L’hypnose pour accoucher sans douleur : on y croit  ?

A première vue, l’hypnose pour aider à accoucher fait un peu new age et pourtant des CHU très sérieux ont fait le choix de développer cette aide à la gestion de la douleur pendant l’accouchement. Depuis cinq ans, l’offre se développe et la demande explose côté futures mamans. Et côté papas d’ailleurs, car leur participation est essentielle. Hélène Le Cornu, sage-femme à l’hôpital Robert Debré à Paris et de Stéphanie Sicot, sage-femme au CHU de La Rochelle, nous en disent un peu plus pour tout connaître de cette méthode.

De quelle méthode s’agit-il ?

De l’hypnose ericksonienne qui n’est pas du tout une hypnose autoritaire, qui plonge le sujet dans un état de sommeil, ni une méthode qui la conditionne à obéir à des ordres. C’est une hypnose souple, qui permet à la future maman de se détendre, pour aller puiser en elle toutes les ressources positives qui vont l’aider à vivre pleinement son accouchement. Elle reste consciente et peut dialoguer avec nous pour répondre à nos questions ou nous dire ce qu’elle ressent.

L’hypnose s’adresse-t-elle à toutes les femmes enceintes ?

L’hypnose s’adresse à toutes les futures mamans, y compris celles qui souhaitent bénéficier de la péridurale. Mieux vaut avoir suivi quelques séances en cours de préparation pour bien maîtriser la technique. L’idéal étant que le futur papa y assiste, pour apprendre à aider sa compagne à entrer en état d’hypnose le jour J. En effet, il n’y aura pas forcément de sage-femme formée à la méthode en salle de naissance. En revanche, si c’est le cas, certaines futures mamans qui rencontrent des difficultés pendant le travail pourront bénéficier de cette technique de relaxation, même si elles n’ont pas fait de préparation préalable, et ça marche en général assez bien.
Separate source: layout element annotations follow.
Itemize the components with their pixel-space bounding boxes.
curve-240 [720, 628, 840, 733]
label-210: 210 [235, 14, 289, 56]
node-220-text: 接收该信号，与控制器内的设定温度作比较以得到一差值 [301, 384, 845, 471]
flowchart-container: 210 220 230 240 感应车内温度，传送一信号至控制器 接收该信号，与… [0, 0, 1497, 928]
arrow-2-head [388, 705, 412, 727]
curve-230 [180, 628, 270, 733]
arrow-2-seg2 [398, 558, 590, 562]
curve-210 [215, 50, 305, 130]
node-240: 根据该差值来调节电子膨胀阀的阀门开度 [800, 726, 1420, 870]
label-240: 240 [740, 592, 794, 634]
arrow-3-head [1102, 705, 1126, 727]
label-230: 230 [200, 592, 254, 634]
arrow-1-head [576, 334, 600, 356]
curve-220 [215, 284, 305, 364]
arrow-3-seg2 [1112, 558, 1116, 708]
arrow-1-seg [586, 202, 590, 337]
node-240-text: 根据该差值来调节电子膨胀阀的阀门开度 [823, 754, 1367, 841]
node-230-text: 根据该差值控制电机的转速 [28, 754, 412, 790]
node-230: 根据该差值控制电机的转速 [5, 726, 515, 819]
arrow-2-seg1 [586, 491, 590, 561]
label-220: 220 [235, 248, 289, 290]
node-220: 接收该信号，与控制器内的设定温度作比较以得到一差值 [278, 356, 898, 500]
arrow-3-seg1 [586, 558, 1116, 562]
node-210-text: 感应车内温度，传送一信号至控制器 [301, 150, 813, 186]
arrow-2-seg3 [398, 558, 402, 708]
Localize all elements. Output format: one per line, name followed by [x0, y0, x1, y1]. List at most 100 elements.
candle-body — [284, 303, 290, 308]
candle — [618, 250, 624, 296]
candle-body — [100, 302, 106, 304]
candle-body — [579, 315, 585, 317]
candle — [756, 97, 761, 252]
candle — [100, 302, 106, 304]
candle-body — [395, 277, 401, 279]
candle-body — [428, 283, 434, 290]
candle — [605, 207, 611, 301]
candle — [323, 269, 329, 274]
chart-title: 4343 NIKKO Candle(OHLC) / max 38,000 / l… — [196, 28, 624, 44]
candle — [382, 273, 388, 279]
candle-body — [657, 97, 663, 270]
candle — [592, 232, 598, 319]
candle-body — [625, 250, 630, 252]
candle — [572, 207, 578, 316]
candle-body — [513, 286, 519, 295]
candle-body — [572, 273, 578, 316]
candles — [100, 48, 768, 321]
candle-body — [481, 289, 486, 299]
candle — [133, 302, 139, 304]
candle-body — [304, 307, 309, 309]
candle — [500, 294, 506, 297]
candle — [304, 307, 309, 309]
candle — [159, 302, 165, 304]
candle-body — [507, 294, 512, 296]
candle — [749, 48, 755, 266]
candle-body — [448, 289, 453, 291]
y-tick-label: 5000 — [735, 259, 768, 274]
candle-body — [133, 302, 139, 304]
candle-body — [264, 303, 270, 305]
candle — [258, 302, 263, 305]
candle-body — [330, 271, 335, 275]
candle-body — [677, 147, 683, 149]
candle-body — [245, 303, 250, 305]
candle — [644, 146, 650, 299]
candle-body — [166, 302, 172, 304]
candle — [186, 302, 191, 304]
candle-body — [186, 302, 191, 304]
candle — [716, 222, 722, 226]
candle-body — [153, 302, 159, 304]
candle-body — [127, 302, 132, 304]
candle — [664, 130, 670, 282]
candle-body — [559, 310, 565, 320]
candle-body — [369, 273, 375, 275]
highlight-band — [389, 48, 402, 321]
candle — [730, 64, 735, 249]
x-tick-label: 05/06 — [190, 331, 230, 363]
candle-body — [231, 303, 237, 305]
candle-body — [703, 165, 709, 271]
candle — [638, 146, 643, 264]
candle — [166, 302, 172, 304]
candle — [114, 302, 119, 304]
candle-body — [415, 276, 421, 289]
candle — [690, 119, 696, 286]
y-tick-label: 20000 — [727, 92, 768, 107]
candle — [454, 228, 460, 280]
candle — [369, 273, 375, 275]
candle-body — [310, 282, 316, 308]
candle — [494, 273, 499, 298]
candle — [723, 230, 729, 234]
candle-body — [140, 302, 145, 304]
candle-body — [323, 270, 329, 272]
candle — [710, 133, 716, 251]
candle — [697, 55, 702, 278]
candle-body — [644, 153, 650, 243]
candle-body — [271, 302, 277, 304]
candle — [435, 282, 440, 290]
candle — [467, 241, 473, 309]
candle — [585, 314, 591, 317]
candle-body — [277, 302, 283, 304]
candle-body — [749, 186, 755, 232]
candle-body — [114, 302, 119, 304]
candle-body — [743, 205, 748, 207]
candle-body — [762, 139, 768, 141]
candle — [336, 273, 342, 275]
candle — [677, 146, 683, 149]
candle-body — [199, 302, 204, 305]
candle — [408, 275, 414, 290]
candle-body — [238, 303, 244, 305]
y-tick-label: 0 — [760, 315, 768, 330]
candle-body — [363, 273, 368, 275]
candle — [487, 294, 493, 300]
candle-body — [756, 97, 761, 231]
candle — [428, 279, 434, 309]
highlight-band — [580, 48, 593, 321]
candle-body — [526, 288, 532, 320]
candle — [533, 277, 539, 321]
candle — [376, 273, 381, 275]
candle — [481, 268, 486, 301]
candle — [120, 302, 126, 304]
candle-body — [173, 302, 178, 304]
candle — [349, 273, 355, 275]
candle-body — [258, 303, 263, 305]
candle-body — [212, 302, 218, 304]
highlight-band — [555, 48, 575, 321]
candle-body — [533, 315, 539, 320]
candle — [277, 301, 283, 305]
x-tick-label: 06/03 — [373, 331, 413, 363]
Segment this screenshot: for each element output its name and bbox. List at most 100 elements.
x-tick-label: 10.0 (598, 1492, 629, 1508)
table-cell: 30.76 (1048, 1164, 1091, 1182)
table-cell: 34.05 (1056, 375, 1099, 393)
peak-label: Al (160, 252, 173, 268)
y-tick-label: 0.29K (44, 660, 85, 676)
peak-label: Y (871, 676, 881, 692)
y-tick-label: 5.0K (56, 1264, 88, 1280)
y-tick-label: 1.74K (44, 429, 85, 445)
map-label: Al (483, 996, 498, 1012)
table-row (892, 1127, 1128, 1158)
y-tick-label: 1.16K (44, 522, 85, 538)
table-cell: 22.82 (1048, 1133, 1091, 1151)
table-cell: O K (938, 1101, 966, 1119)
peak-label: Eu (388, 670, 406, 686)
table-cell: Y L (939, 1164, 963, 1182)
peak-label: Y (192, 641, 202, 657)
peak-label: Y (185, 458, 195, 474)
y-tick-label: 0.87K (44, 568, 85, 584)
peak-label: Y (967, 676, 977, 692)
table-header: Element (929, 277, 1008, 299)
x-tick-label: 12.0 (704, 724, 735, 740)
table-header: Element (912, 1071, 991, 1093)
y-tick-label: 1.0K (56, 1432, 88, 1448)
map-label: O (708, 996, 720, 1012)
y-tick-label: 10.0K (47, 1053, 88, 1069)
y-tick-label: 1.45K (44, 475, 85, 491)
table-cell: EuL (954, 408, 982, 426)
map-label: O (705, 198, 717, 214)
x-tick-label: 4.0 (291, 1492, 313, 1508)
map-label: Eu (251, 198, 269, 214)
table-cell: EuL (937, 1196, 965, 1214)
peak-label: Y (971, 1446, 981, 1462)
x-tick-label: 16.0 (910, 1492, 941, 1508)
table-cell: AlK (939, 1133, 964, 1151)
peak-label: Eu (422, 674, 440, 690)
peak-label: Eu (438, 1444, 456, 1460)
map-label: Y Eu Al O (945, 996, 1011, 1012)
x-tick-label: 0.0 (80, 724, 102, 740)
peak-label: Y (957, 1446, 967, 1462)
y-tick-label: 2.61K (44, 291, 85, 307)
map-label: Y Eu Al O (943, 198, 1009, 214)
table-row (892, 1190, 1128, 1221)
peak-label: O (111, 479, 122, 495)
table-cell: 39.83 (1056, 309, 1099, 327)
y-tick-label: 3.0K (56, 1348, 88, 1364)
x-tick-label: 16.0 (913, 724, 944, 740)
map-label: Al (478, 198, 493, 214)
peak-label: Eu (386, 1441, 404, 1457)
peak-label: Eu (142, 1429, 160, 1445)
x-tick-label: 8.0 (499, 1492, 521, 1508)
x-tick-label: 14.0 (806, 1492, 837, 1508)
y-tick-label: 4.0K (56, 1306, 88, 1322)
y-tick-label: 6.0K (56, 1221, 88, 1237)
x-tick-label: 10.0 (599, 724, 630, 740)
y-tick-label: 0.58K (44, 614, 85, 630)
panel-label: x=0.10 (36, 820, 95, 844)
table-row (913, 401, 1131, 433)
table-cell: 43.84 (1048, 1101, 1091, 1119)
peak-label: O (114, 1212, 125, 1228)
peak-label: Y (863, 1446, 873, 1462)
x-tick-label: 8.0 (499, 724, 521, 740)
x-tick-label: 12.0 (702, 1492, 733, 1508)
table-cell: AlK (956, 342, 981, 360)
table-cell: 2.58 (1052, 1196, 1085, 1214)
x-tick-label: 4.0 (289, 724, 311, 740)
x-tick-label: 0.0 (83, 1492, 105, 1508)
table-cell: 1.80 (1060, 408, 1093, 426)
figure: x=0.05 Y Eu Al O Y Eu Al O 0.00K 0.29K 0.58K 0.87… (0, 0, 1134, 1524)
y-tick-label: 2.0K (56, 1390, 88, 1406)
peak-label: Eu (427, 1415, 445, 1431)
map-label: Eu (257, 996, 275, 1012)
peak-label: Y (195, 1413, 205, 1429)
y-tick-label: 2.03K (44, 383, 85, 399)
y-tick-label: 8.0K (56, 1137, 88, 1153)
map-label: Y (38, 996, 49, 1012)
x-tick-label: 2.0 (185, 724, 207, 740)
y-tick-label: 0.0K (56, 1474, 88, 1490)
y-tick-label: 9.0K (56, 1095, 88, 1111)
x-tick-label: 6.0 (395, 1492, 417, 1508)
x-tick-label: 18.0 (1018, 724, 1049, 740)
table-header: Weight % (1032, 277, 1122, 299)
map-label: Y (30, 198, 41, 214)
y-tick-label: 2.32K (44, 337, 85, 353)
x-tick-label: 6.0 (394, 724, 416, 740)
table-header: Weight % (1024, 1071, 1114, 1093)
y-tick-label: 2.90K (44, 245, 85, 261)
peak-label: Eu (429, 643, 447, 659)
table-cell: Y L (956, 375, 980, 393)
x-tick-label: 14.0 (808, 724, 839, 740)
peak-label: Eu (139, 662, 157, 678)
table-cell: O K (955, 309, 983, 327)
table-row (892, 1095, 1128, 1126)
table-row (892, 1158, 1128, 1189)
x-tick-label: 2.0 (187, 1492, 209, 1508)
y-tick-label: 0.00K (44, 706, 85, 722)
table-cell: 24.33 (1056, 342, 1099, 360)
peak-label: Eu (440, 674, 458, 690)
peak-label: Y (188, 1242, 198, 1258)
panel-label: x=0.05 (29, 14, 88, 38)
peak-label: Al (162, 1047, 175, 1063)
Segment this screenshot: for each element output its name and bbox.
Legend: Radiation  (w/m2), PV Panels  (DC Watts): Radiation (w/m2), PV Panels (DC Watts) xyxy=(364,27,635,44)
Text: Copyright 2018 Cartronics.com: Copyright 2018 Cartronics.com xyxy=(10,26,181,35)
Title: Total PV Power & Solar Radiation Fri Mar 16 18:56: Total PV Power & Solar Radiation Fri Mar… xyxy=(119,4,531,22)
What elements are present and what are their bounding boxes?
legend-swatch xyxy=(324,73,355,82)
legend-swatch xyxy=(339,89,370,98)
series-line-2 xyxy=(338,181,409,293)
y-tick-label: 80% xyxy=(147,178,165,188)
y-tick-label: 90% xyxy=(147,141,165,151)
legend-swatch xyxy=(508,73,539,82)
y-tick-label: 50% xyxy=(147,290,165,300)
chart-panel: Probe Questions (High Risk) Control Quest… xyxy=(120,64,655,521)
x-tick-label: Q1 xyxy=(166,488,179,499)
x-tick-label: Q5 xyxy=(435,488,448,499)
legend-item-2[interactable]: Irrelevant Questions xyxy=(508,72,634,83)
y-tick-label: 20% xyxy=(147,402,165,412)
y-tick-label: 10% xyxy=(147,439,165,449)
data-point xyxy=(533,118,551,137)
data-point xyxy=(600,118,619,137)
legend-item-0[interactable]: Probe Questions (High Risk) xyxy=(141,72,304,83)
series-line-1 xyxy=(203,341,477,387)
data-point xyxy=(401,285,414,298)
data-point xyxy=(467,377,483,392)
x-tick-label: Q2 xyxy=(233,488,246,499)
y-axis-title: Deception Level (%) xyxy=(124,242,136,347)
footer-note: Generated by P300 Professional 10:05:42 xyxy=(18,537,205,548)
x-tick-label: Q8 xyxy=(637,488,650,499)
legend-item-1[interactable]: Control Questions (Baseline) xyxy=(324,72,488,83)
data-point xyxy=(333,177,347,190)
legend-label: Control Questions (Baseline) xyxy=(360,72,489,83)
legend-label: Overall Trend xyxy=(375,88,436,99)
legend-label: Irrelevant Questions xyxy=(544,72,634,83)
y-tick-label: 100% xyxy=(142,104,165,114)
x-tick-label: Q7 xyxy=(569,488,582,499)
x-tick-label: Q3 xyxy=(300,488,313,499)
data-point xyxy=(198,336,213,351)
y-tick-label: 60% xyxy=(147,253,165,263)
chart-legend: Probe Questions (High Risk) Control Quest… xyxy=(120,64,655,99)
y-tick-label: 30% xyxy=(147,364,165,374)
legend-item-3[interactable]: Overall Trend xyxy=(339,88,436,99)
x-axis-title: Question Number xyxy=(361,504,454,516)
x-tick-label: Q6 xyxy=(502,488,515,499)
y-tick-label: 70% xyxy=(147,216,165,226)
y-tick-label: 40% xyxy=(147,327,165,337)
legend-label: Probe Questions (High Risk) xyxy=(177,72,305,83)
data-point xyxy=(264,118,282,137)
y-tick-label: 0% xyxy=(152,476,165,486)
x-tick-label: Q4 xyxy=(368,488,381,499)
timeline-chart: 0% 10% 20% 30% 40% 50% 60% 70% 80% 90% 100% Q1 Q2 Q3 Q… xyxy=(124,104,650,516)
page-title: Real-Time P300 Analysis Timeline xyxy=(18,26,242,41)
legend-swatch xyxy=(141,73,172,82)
L’intérêt d’avoir suivi une préparation par l’hypnose, c’est que cette méthode règle aussi beaucoup de petits soucis comme l’insomnie en fin de grossesse, les compulsions alimentaires, les angoisses à l’idée d’accoucher, les souvenirs d’un premier accouchement qui n’a pas été très bien vécu. Et comme je le disais précédemment, que la future maman peut s’auto-hypnotiser en l’absence d’une sage-femme formée à l’hypnose.

Qu’est-ce que l’hypnose va réellement changer à l’accouchement ?

L’hypnose intervient sur la prise en charge de la douleur physique mais aussi sur la douleur émotionnelle, contrairement à la péridurale. Elle favorise aussi un accouchement plus rapide, car les femmes sont plus détendues psychologiquement, donc plus relâchées sur le plan musculaire. L’hypnose leur permet de mieux maîtriser leurs sensations et d’être davantage actrices de leur accouchement.

L’hypnose, ça fonctionne chez toutes les femmes enceintes ou il y a des exceptions ?

C’est forcément variable d’une femme à l’autre. Certaines patientes réagissent de manière très forte et ne vont plus sentir leur corps. D’autres vont simplement mieux contrôler la douleur car leur esprit n’est pas focalisé dessus. Le résultat dépend de chacune, en fonction de sa propre tolérance à la douleur. Il ne s’agit pas d’une innovation miraculeuse mais d’une technique mentale qui permet d’atténuer la douleur sans la faire disparaître. D’ailleurs, quand un certain seuil de douleur est atteint, ça ne marche plus. Et ce seuil est propre à chaque future maman.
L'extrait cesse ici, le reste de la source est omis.